Inflation has breached the upper end of the target range for four months in a row, despite a cumulative three percentage point hike in lending rates since June last year, which is starting to slow economic growth.
The Bank said it now expects its CPIX inflation gauge to be comfortably inside the target by the second half of next year, compared with the second quarter estimate unveiled in its monetary policy statement last month.
"The only thing you should not doubt is the resolve of the central bank to fight inflation back into the target range," the Bank's head of r esearch , Johan van den Heever, told reporters at the release of the Bank's annual report yesterday.
"That will be done, there is no doubt about that," he said.
Governor Tito Mboweni reinforced the hawkish message in a speech to the Bank's shareholders, saying that the breach of the target was a "setback" for monetary policy even though the main factors driving the trend - higher food and fuel prices - were beyond the reach of interest rates.
"We are mindful of the impact of these developments on inflation expectations and the need to act decisively against any emerging broader inflation pressures... and I emphasise here decisively," he said.
Mboweni said recent turmoil in global markets had made monetary policy more "challenging" for the Bank and further uncertainties lay ahead.
But he said the monetary policy committee had decided at its last meeting last month that it was "appropriate" to stay focused on the inflation target and react to financial market developments only as they affected the outlook - "and let me emphasise this going forward," he added.

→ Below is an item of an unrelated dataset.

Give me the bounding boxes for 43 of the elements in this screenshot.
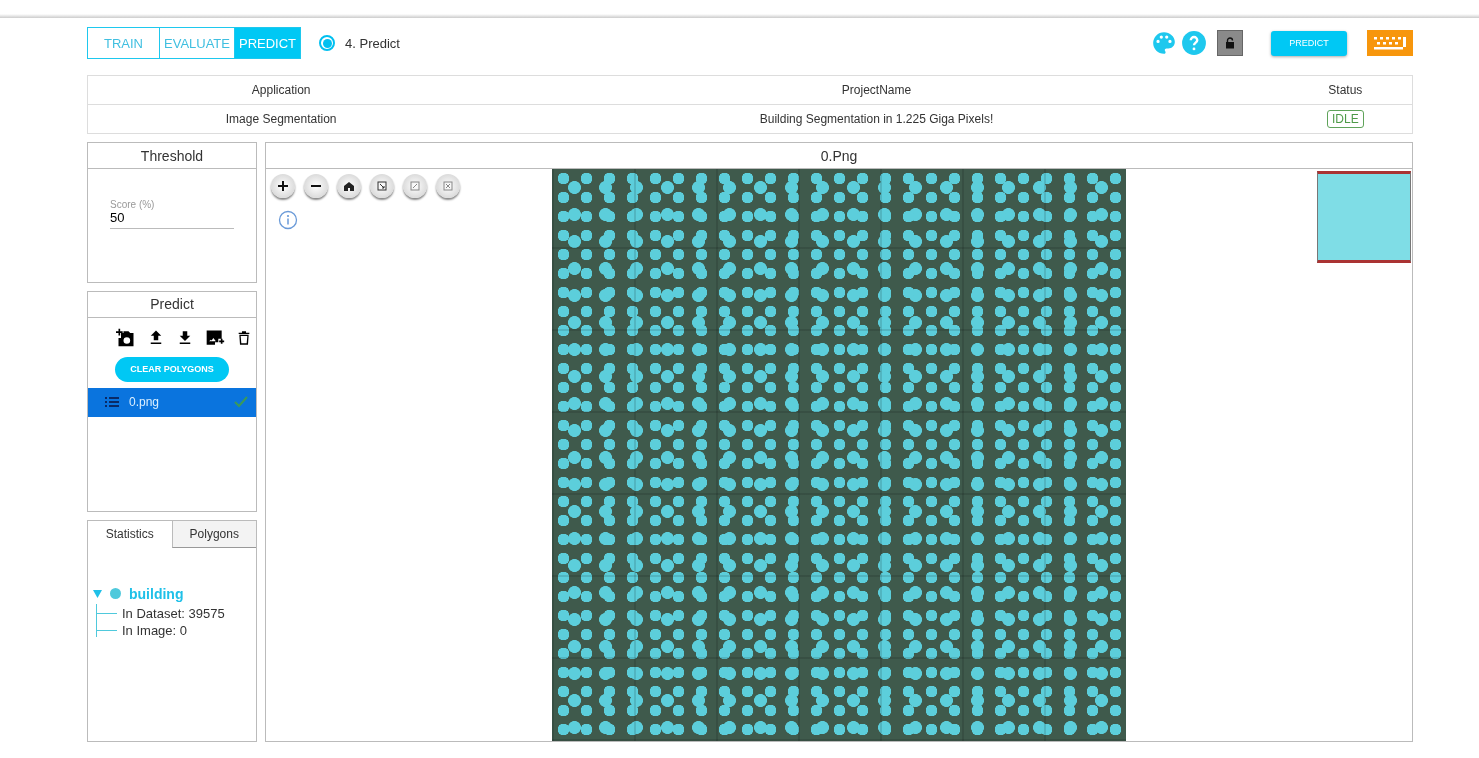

The European Central Bank has halted a cycle of raising interest rates in response to a credit crunch sparked by problems in the risky US home loan market, while the US Federal Reserve reacted by cutting interest rates for the first time in four years.
Bank officials have said SA was "not immune" to the global crisis but that, so far, capital inflows have not subsided, while the rand has rallied against the weaker dollar - which will help keep price pressures at bay.
Higher wage settlements after a spate of strikes were likely to push consumer price inflation upwards unless productivity grew at a similar pace, the Bank's annual report said.
Local markets are betting the Bank will raise rates another half a percentage point next month, but the decision is seen as too close to call given a slowdown in consumer demand and economic growth.
"To me the overall emphasis of the annual report was highlighting inflation dangers... if there is any doubt about it coming down I don't think they will hesitate to hike rates again," said RMB economist Rudolf Gouws. "Our view is they probably will raise rates, but it's a touch and go decision and I think we are close to the top of the interest rate cycle."
Van den Heever said the annual increase in CPIX - which rose by a four-year high of 6,5% in July - had already neared the level which the Bank had expected to be its peak.
"As at the August committee meeting, the peak we saw was not far from where the current inflation rate stands.
"We are developing further scenarios and updates... it is never static," he said.